A big question mark pops up when we talk about the cost of insurance. Specifically with medical malpractice insurance, it may be difficult to find out a simple average number for the cost of insurance, otherwise known as a premium. This is because of a many factors, but the two we’ll be focusing on are specialty type and location of practice.
It’s quite obvious that different specialties require different types of coverage. A dermatologist probably won’t have the same policy as a cardiologist surgeon, since things like degree of invasiveness come into play when carriers determine the cost of coverage. For example, an obstetrician/gynecologist may have a policy that costs $32,000, while a dermatologist’s premium may only be $10,000. Numerous things go into calculating this number, including average number of claims per specialty, as well as the size of the office and staff of a single practice.
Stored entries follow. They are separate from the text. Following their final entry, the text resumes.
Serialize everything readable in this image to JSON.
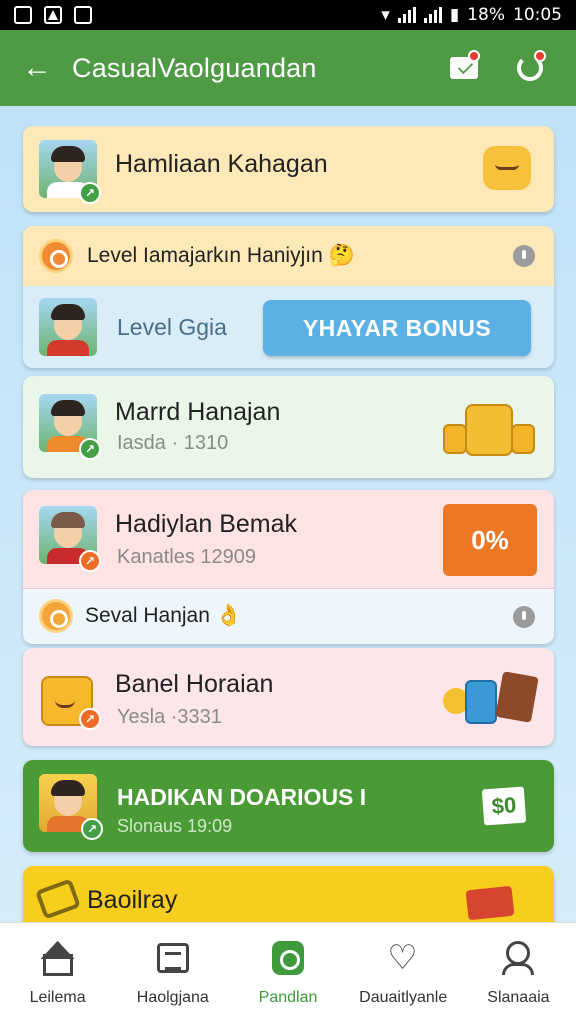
{
  "status_bar": {
    "battery": "18%",
    "time": "10:05"
  },
  "app_bar": {
    "back_glyph": "←",
    "title": "CasualVaolguandan"
  },
  "cards": {
    "profile": {
      "title": "Hamliaan Kahagan",
      "icon": "cat-mascot-icon"
    },
    "level_header": {
      "title": "Level Iamajarkın Haniyjın",
      "emoji": "🤔"
    },
    "level": {
      "label": "Level Ggia",
      "bonus_button": "YHAYAR BONUS"
    },
    "reward1": {
      "title": "Marrd Hanajan",
      "subtitle": "Iasda · 1310"
    },
    "reward2": {
      "title": "Hadiylan Bemak",
      "subtitle": "Kanatles 12909",
      "percent": "0%"
    },
    "section2": {
      "title": "Seval Hanjan",
      "emoji": "👌"
    },
    "banel": {
      "title": "Banel Horaian",
      "subtitle": "Yesla ·3331"
    },
    "green": {
      "title": "HADIKAN DOARIOUS I",
      "subtitle": "Slonaus 19:09",
      "cash": "$0"
    },
    "yellow": {
      "title": "Baoilray"
    }
  },
  "tabs": [
    {
      "label": "Leilema",
      "icon": "home-icon"
    },
    {
      "label": "Haolgjana",
      "icon": "newspaper-icon"
    },
    {
      "label": "Pandlan",
      "icon": "gift-icon"
    },
    {
      "label": "Dauaitlyanle",
      "icon": "heart-icon"
    },
    {
      "label": "Slanaaia",
      "icon": "people-icon"
    }
  ],
  "colors": {
    "app_bar": "#4f9a45",
    "accent_blue": "#5bb0e4",
    "accent_orange": "#ec7826",
    "active_tab": "#3e9a3a"
  }
}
Rates also vary by state, and sometimes, counties within the state can have an impact on the premium, too. California is considered to be one of the lower-cost premium states due to legislation affecting how medicine is practiced. A study in 2010 found that the average general surgeon in California pays about $13,000 on the low end of premium costs, while that same general surgeon in Michigan might pay $143,000 on the high end. Additionally, socioeconomic factors come into play when carriers assess the risk factor of counties within a state. In California, a single carrier may charge a general surgeon $19,000 in Madera county, and if he or she practiced in San Bernardino county, the premium could be as high as $51,000.
For anyone looking to find out the estimate of what his or her malpractice premium might look like, it’s probably best to contact an insurance broker to review a variety of rates for the same specialty and county. This way, multiple carriers’ rates can be stacked against one another, offering the most comprehensive look at what a premium should look like.